Protein-coding gene in the species Homo sapiens

THO complex subunit 5 homolog is a protein that in humans is encoded by the THOC5 gene. THOCs is a member of THO complex which is a subcomplex of the transcription/export complex (TREX).

THOC5 is evolutionarily conserved in higher eukaryotes, however the exact roles of THOC5 in transcription and mRNA export are still unclear. THOC5 is phosphorylated by several protein kinases at multiple residues upon extracellular stimuli. These include stimulation with growth factors/cytokines/chemokines, or DNA damage reagents. Furthermore, THOC5 is a substrate for several oncogenic tyrosine kinases, suggesting that THOC5 may be involved in cancer development.
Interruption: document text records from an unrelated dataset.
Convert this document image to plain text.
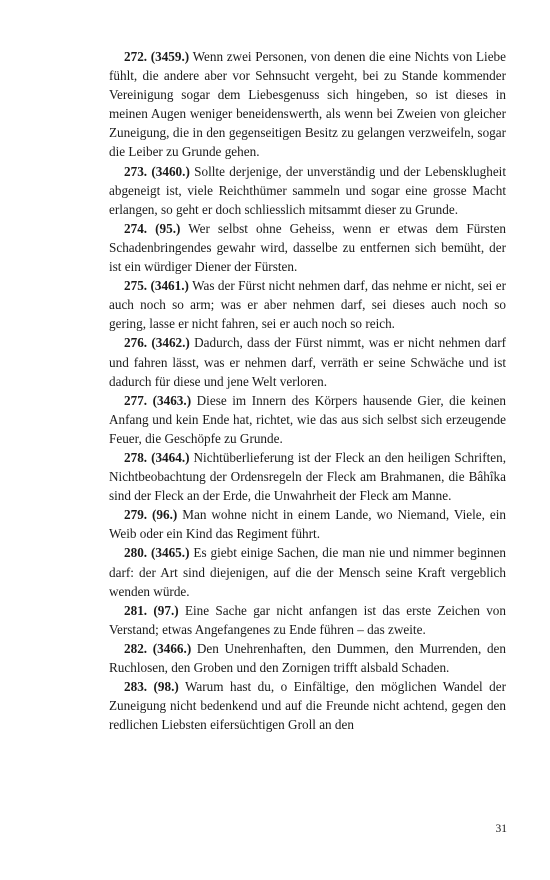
272. (3459.) Wenn zwei Personen, von denen die eine Nichts von Liebe fühlt, die andere aber vor Sehnsucht vergeht, bei zu Stande kommender Vereinigung sogar dem Liebesgenuss sich hingeben, so ist dieses in meinen Augen weniger beneidenswerth, als wenn bei Zweien von gleicher Zuneigung, die in den gegenseitigen Besitz zu gelangen verzweifeln, sogar die Leiber zu Grunde gehen.

273. (3460.) Sollte derjenige, der unverständig und der Lebensklugheit abgeneigt ist, viele Reichthümer sammeln und sogar eine grosse Macht erlangen, so geht er doch schliesslich mitsammt dieser zu Grunde.

274. (95.) Wer selbst ohne Geheiss, wenn er etwas dem Fürsten Schadenbringendes gewahr wird, dasselbe zu entfernen sich bemüht, der ist ein würdiger Diener der Fürsten.

275. (3461.) Was der Fürst nicht nehmen darf, das nehme er nicht, sei er auch noch so arm; was er aber nehmen darf, sei dieses auch noch so gering, lasse er nicht fahren, sei er auch noch so reich.

276. (3462.) Dadurch, dass der Fürst nimmt, was er nicht nehmen darf und fahren lässt, was er nehmen darf, verräth er seine Schwäche und ist dadurch für diese und jene Welt verloren.

277. (3463.) Diese im Innern des Körpers hausende Gier, die keinen Anfang und kein Ende hat, richtet, wie das aus sich selbst sich erzeugende Feuer, die Geschöpfe zu Grunde.

278. (3464.) Nichtüberlieferung ist der Fleck an den heiligen Schriften, Nichtbeobachtung der Ordensregeln der Fleck am Brahmanen, die Bâhîka sind der Fleck an der Erde, die Unwahrheit der Fleck am Manne.

279. (96.) Man wohne nicht in einem Lande, wo Niemand, Viele, ein Weib oder ein Kind das Regiment führt.

280. (3465.) Es giebt einige Sachen, die man nie und nimmer beginnen darf: der Art sind diejenigen, auf die der Mensch seine Kraft vergeblich wenden würde.

281. (97.) Eine Sache gar nicht anfangen ist das erste Zeichen von Verstand; etwas Angefangenes zu Ende führen – das zweite.

282. (3466.) Den Unehrenhaften, den Dummen, den Murrenden, den Ruchlosen, den Groben und den Zornigen trifft alsbald Schaden.

283. (98.) Warum hast du, o Einfältige, den möglichen Wandel der Zuneigung nicht bedenkend und auf die Freunde nicht achtend, gegen den redlichen Liebsten eifersüchtigen Groll an den

31
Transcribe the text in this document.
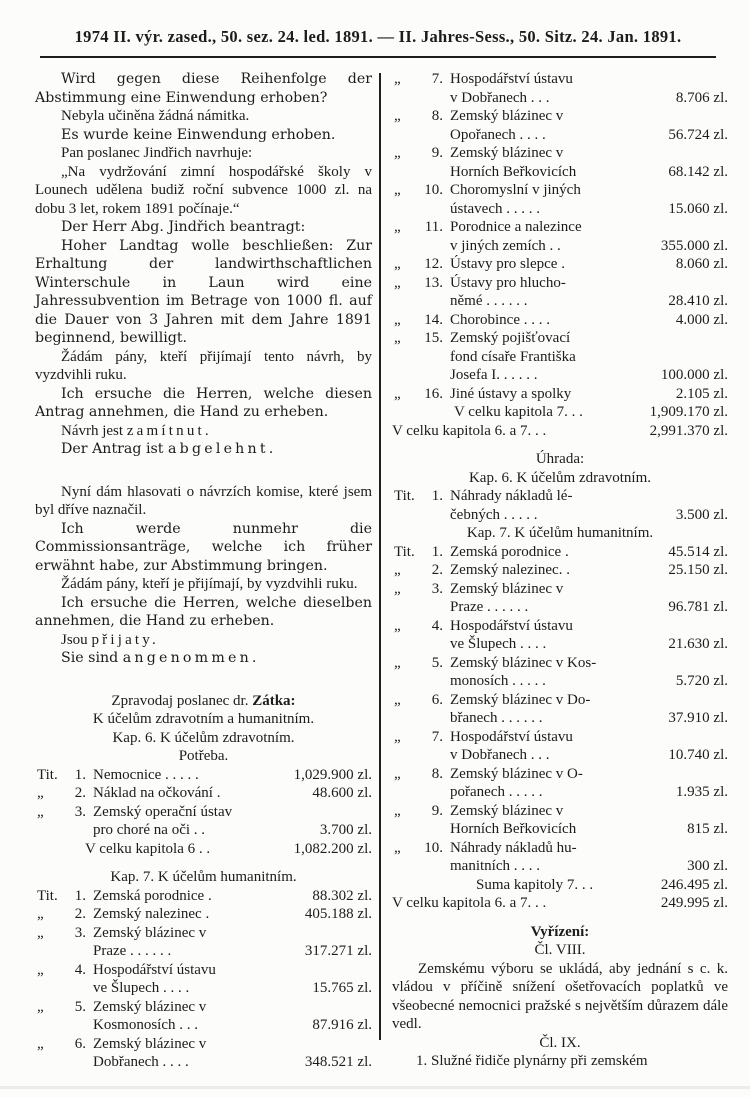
1974 II. výr. zased., 50. sez. 24. led. 1891. — II. Jahres-Sess., 50. Sitz. 24. Jan. 1891.

Wird gegen diese Reihenfolge der Abstimmung eine Einwendung erhoben?

Nebyla učiněna žádná námitka.

Es wurde keine Einwendung erhoben.

Pan poslanec Jindřich navrhuje:

„Na vydržování zimní hospodářské školy v Lounech udělena budiž roční subvence 1000 zl. na dobu 3 let, rokem 1891 počínaje.“

Der Herr Abg. Jindřich beantragt:

Hoher Landtag wolle beschließen: Zur Erhaltung der landwirthschaftlichen Winterschule in Laun wird eine Jahressubvention im Betrage von 1000 fl. auf die Dauer von 3 Jahren mit dem Jahre 1891 beginnend, bewilligt.

Žádám pány, kteří přijímají tento návrh, by vyzdvihli ruku.

Ich ersuche die Herren, welche diesen Antrag annehmen, die Hand zu erheben.

Návrh jest zamítnut.

Der Antrag ist abgelehnt.

Nyní dám hlasovati o návrzích komise, které jsem byl dříve naznačil.

Ich werde nunmehr die Commissionsanträge, welche ich früher erwähnt habe, zur Abstimmung bringen.

Žádám pány, kteří je přijímají, by vyzdvihli ruku.

Ich ersuche die Herren, welche dieselben annehmen, die Hand zu erheben.

Jsou přijaty.

Sie sind angenommen.

Zpravodaj poslanec dr. Zátka:
K účelům zdravotním a humanitním.
Kap. 6. K účelům zdravotním.
Potřeba.
Tit.	1. Nemocnice . . . . .	1,029.900 zl.
„	2. Náklad na očkování .	48.600 zl.
„	3. Zemský operační ústav
pro choré na oči . .	3.700 zl.
V celku kapitola 6 . .	1,082.200 zl.
Kap. 7. K účelům humanitním.
Tit.	1. Zemská porodnice .	88.302 zl.
„	2. Zemský nalezinec .	405.188 zl.
„	3. Zemský blázinec v
Praze . . . . . .	317.271 zl.
„	4. Hospodářství ústavu
ve Šlupech . . . .	15.765 zl.
„	5. Zemský blázinec v
Kosmonosích . . .	87.916 zl.
„	6. Zemský blázinec v
Dobřanech . . . .	348.521 zl.
„	7. Hospodářství ústavu
v Dobřanech . . .	8.706 zl.
„	8. Zemský blázinec v
Opořanech . . . .	56.724 zl.
„	9. Zemský blázinec v
Horních Beřkovicích	68.142 zl.
„	10. Choromyslní v jiných
ústavech . . . . .	15.060 zl.
„	11. Porodnice a nalezince
v jiných zemích . .	355.000 zl.
„	12. Ústavy pro slepce .	8.060 zl.
„	13. Ústavy pro hlucho-
němé . . . . . .	28.410 zl.
„	14. Chorobince . . . .	4.000 zl.
„	15. Zemský pojišťovací
fond císaře Františka
Josefa I. . . . . .	100.000 zl.
„	16. Jiné ústavy a spolky	2.105 zl.
V celku kapitola 7. . .	1,909.170 zl.
V celku kapitola 6. a 7. . .	2,991.370 zl.
Úhrada:
Kap. 6. K účelům zdravotním.
Tit.	1. Náhrady nákladů lé-
čebných . . . . .	3.500 zl.
Kap. 7. K účelům humanitním.
Tit.	1. Zemská porodnice .	45.514 zl.
„	2. Zemský nalezinec. .	25.150 zl.
„	3. Zemský blázinec v
Praze . . . . . .	96.781 zl.
„	4. Hospodářství ústavu
ve Šlupech . . . .	21.630 zl.
„	5. Zemský blázinec v Kos-
monosích . . . . .	5.720 zl.
„	6. Zemský blázinec v Do-
břanech . . . . . .	37.910 zl.
„	7. Hospodářství ústavu
v Dobřanech . . .	10.740 zl.
„	8. Zemský blázinec v O-
pořanech . . . . .	1.935 zl.
„	9. Zemský blázinec v
Horních Beřkovicích	815 zl.
„	10. Náhrady nákladů hu-
manitních . . . .	300 zl.
Suma kapitoly 7. . .	246.495 zl.
V celku kapitola 6. a 7. . .	249.995 zl.
Vyřízení:
Čl. VIII.

Zemskému výboru se ukládá, aby jednání s c. k. vládou v příčině snížení ošetřovacích poplatků ve všeobecné nemocnici pražské s největším důrazem dále vedl.

Čl. IX.

1. Služné řidiče plynárny při zemském
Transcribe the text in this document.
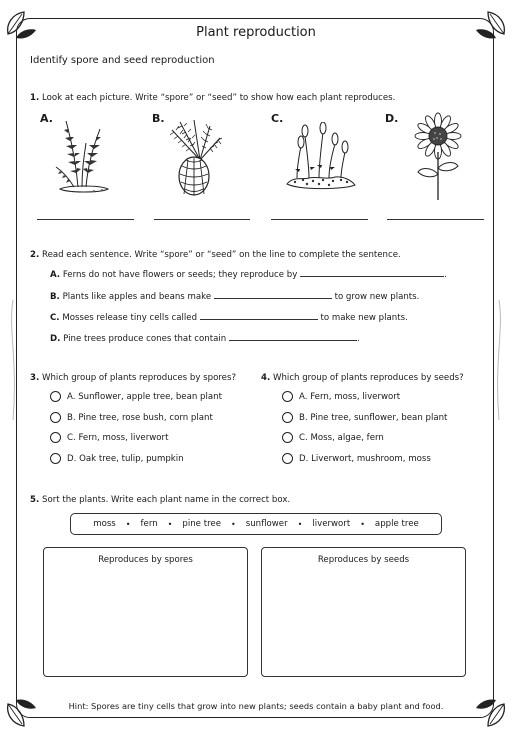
Plant reproduction
Identify spore and seed reproduction
1. Look at each picture. Write “spore” or “seed” to show how each plant reproduces.
A.	B.	C.	D.
2. Read each sentence. Write “spore” or “seed” on the line to complete the sentence.
A. Ferns do not have flowers or seeds; they reproduce by	.
B. Plants like apples and beans make	to grow new plants.
C. Mosses release tiny cells called	to make new plants.
D. Pine trees produce cones that contain	.
3. Which group of plants reproduces by spores?
A. Sunflower, apple tree, bean plant
B. Pine tree, rose bush, corn plant
C. Fern, moss, liverwort
D. Oak tree, tulip, pumpkin
4. Which group of plants reproduces by seeds?
A. Fern, moss, liverwort
B. Pine tree, sunflower, bean plant
C. Moss, algae, fern
D. Liverwort, mushroom, moss
5. Sort the plants. Write each plant name in the correct box.
moss • fern • pine tree • sunflower • liverwort • apple tree
Reproduces by spores	Reproduces by seeds
Hint: Spores are tiny cells that grow into new plants; seeds contain a baby plant and food.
Recent THOC5 knockout mouse data reveal that THOC5 is an essential element in the maintenance of stem cells and growth factor/cytokine-mediated differentiation/proliferation. Furthermore, depletion of THOC5 influences less than 1% of total mRNA export in the steady state, however it influences more than 90% of growth factor/cytokine induced genes. THOC5, thereby contributes to the 3′ processing and/or export of immediate-early genes induced by extracellular stimuli. These studies bring new insight into the link between the mRNA export complex and immediate-early gene response. The data from these studies also suggest that THOC5 may be a useful tool for studying stem cell biology, for modifying the differentiation processes and for cancer therapy.